Contact: Brian Magee, 202-238-9088
(Washington, DC, October 28, 2011) — Humanist leaders expressed enthusiasm about a recently removed California billboard that is focusing national attention on Thomas Jefferson, the Founding Father who advocated for a wall of separation between church and state. “It’s uplifting to see Americans discussing the views of Jefferson and examining his influence on the secular nature of our constitution,” said Roy Speckhardt, executive director of the American Humanist Association.

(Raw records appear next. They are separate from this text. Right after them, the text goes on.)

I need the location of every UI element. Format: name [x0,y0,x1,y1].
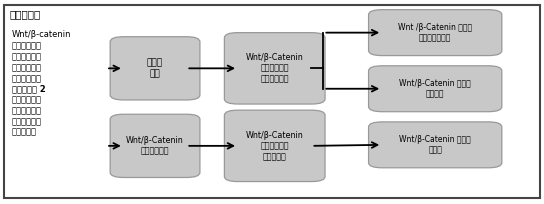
Text: 肆瘾微
环境: 肆瘾微 环境 [147,59,163,78]
Text: Wnt/β-catenin: Wnt/β-catenin [12,30,71,39]
FancyBboxPatch shape [224,110,325,182]
FancyBboxPatch shape [369,122,502,168]
FancyBboxPatch shape [110,114,200,177]
Text: Wnt/β-Catenin
信号通路在骨
肉瘾中的作用: Wnt/β-Catenin 信号通路在骨 肉瘾中的作用 [246,53,304,84]
Text: Wnt/β-Catenin
通路与肆瘾微
环境的关系: Wnt/β-Catenin 通路与肆瘾微 环境的关系 [246,131,304,161]
Text: 信号通路通过
直接作用于骨
肉瘾细胞和间
接调节骨肉瘾
细胞活性的 2
种方式，在骨
肉瘾生长和转
移过程中起着
重要作用。: 信号通路通过 直接作用于骨 肉瘾细胞和间 接调节骨肉瘾 细胞活性的 2 种方式，… [12,42,46,137]
FancyBboxPatch shape [369,10,502,56]
Text: Wnt /β-Catenin 通路，
血管生成和缺氧: Wnt /β-Catenin 通路， 血管生成和缺氧 [398,23,472,42]
Text: Wnt/β-Catenin
典型信号通路: Wnt/β-Catenin 典型信号通路 [126,136,184,156]
Text: Wnt/β-Catenin 途径与
免疫系统: Wnt/β-Catenin 途径与 免疫系统 [399,79,471,99]
FancyBboxPatch shape [110,37,200,100]
FancyBboxPatch shape [224,33,325,104]
Text: 文章特点一: 文章特点一 [10,9,41,19]
Text: Wnt/β-Catenin 通路与
骨重建: Wnt/β-Catenin 通路与 骨重建 [399,135,471,155]
FancyBboxPatch shape [4,5,540,198]
FancyBboxPatch shape [369,66,502,112]
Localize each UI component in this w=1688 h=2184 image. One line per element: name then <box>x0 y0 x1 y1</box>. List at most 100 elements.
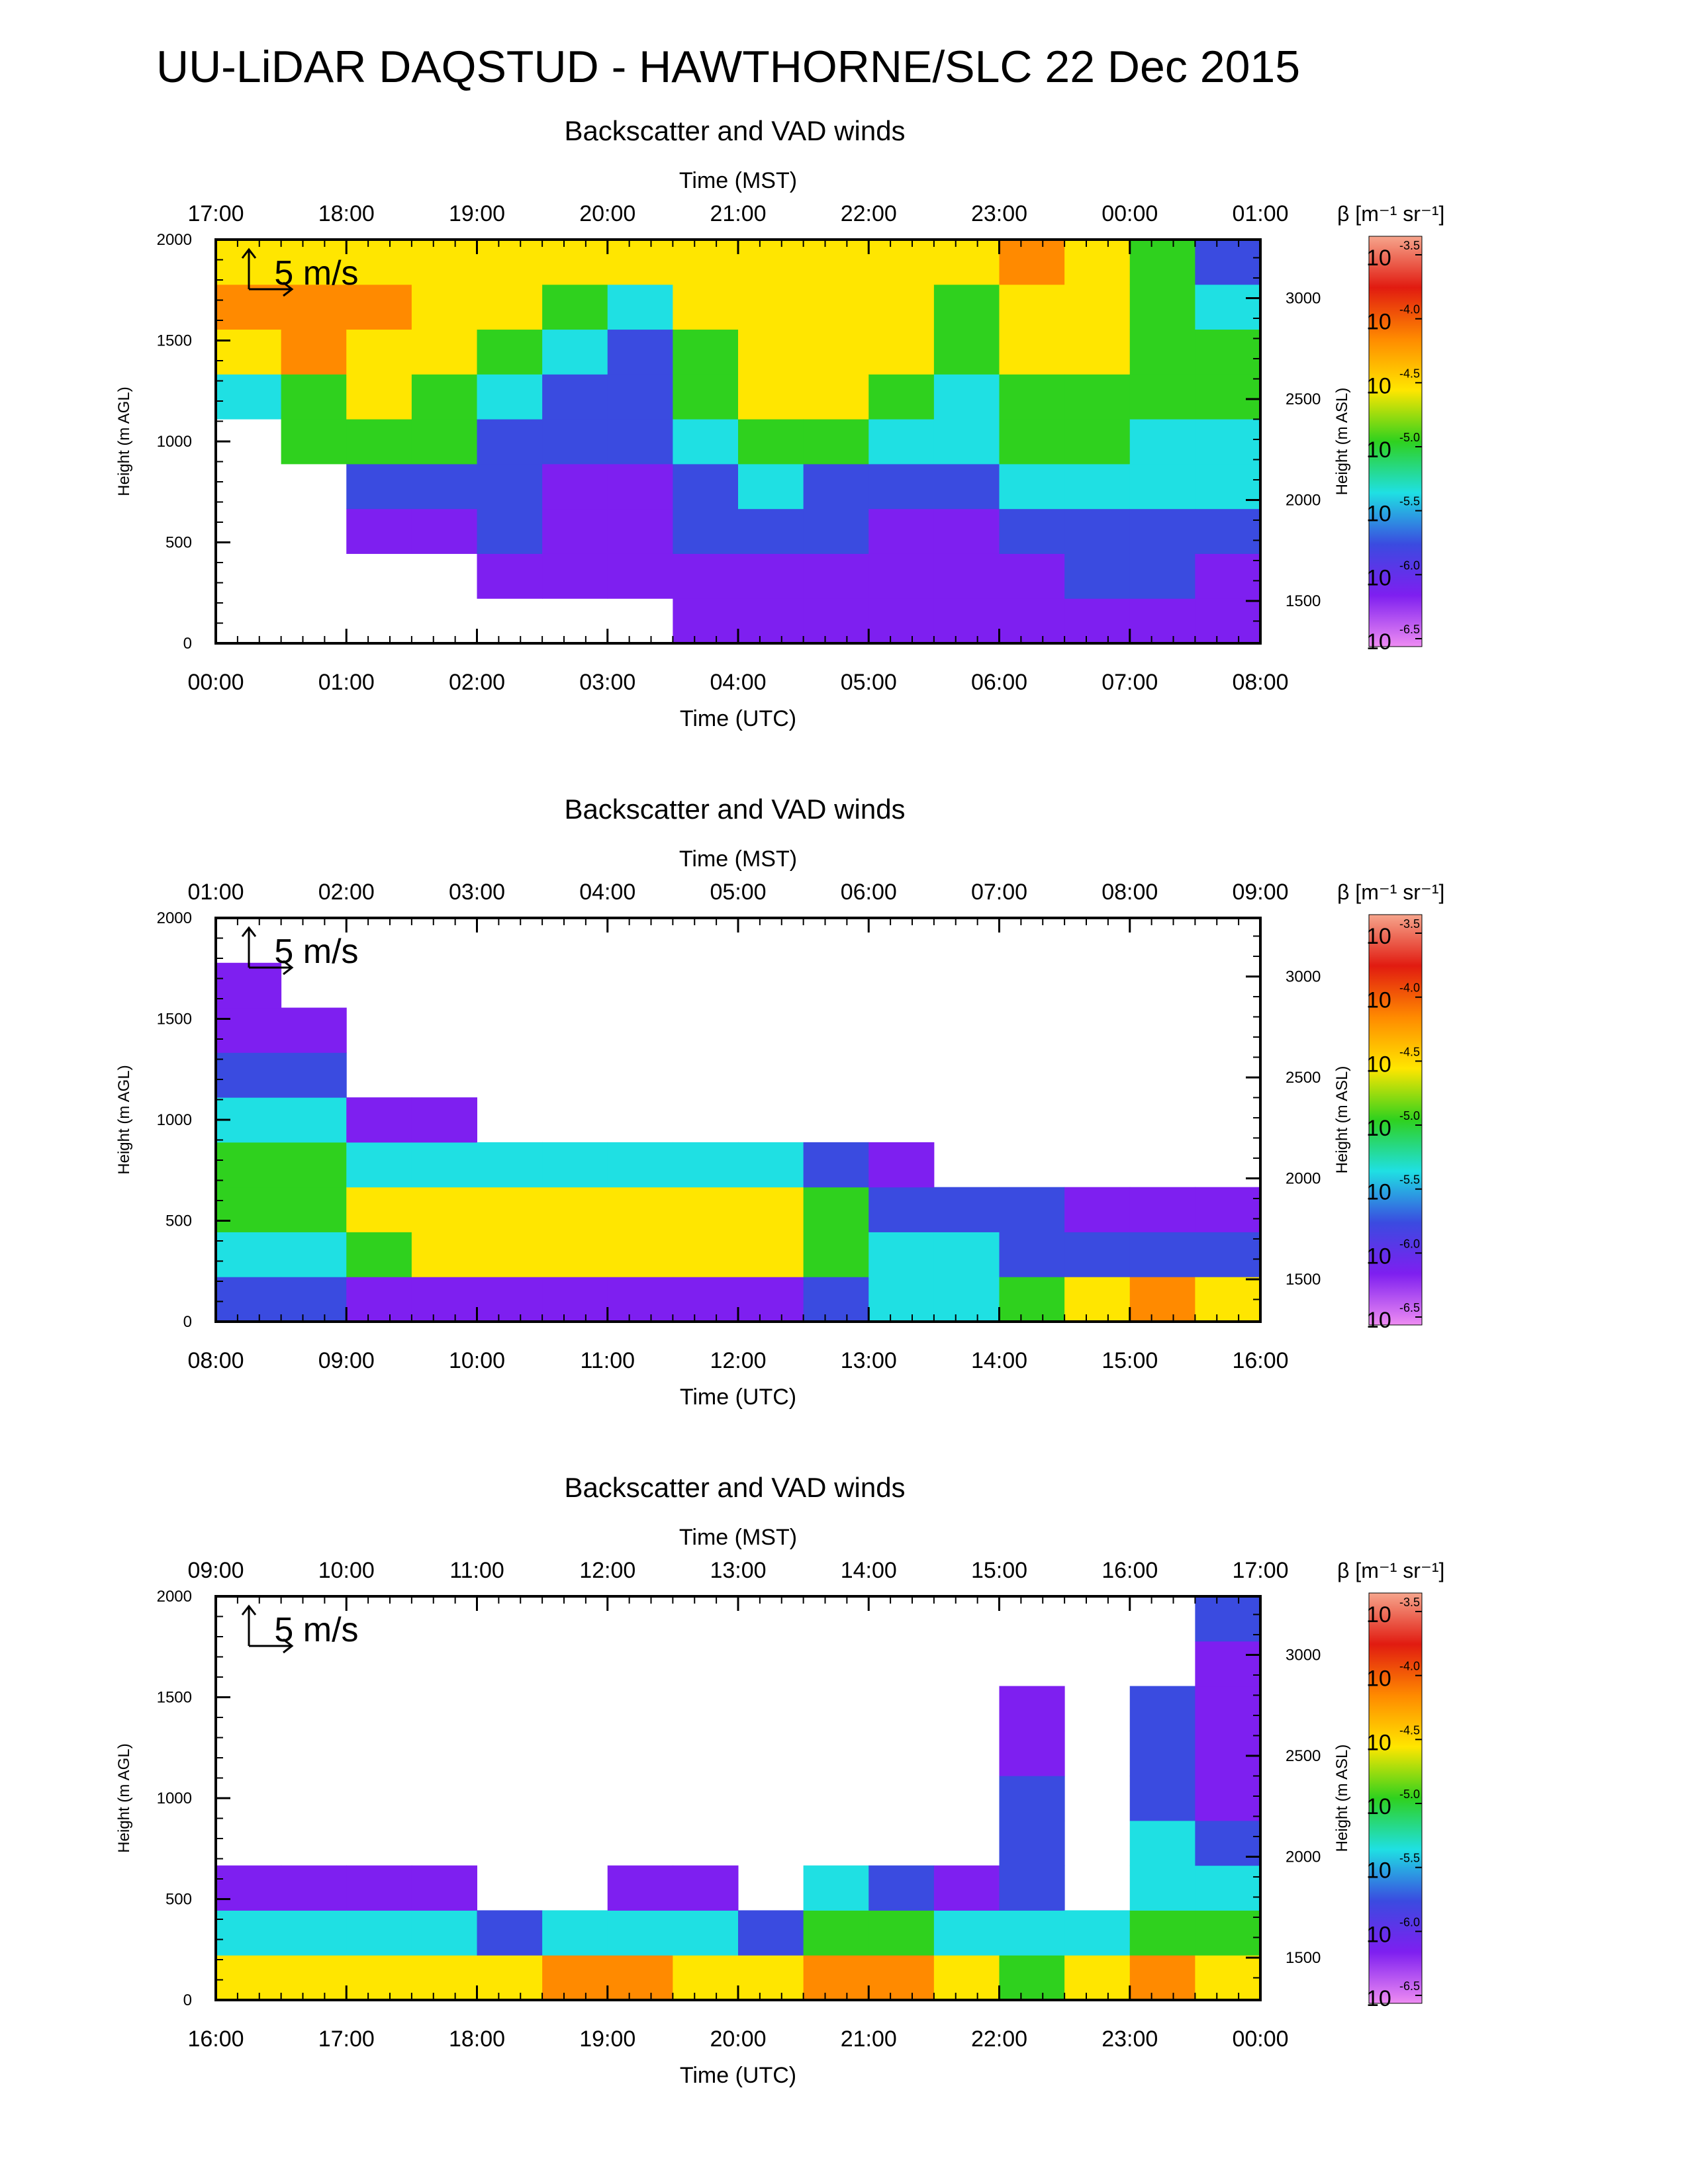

The catalyst for this new interest in Jefferson comes from a billboard paid for by a local California group called the Backyard Skeptics. The billboard used a statement widely attributed to Jefferson: “I do not find in Christianity one redeeming feature. It is founded on fables and mythology.” The sentiment on the billboard is not out of character for Jefferson, despite its misattribution. Quotes (from the Monticello website) show Jefferson did indeed find serious fault with religion:
“Millions of innocent men, women and children, since the introduction of Christianity, have been burnt, tortured, fined, imprisoned: yet we have not advanced one inch towards uniformity. What has been the effect of coercion?To make one half the world fools, and the other half hypocrites. To support roguery and error all over the earth.”
“…those who live by mystery & charlatanerie, fearing you would render them useless by simplifying the Christian philosophy, the most sublime & benevolent, but most perverted system that ever shone on man, endeavored to crush your well earnt, & well deserved fame.”
“Question with boldness even the existence of a god; because, if there be one, he must more approve the homage of reason, than that of blindfolded fear.”
The billboard and subsequent discussion is highlighting how “Jefferson, along with other Founding Fathers, had no intention of founding a specifically Christian nation,” continued Speckhardt. “Backyard Skeptics leader Bruce Gleason appropriately accepted responsibility for the billboard and spurred a great opportunity to validate Jefferson’s critique of religion and reverence for reason.”
The American Humanist Association (www.americanhumanist.org) advocates for the rights and viewpoints of humanists. Founded in 1941 and headquartered in Washington, D.C., its work is extended through more than 100 local chapters and affiliates across America.
Humanism is a progressive philosophy of life that, without theism, affirms our responsibility to lead ethical lives of value to self and humanity.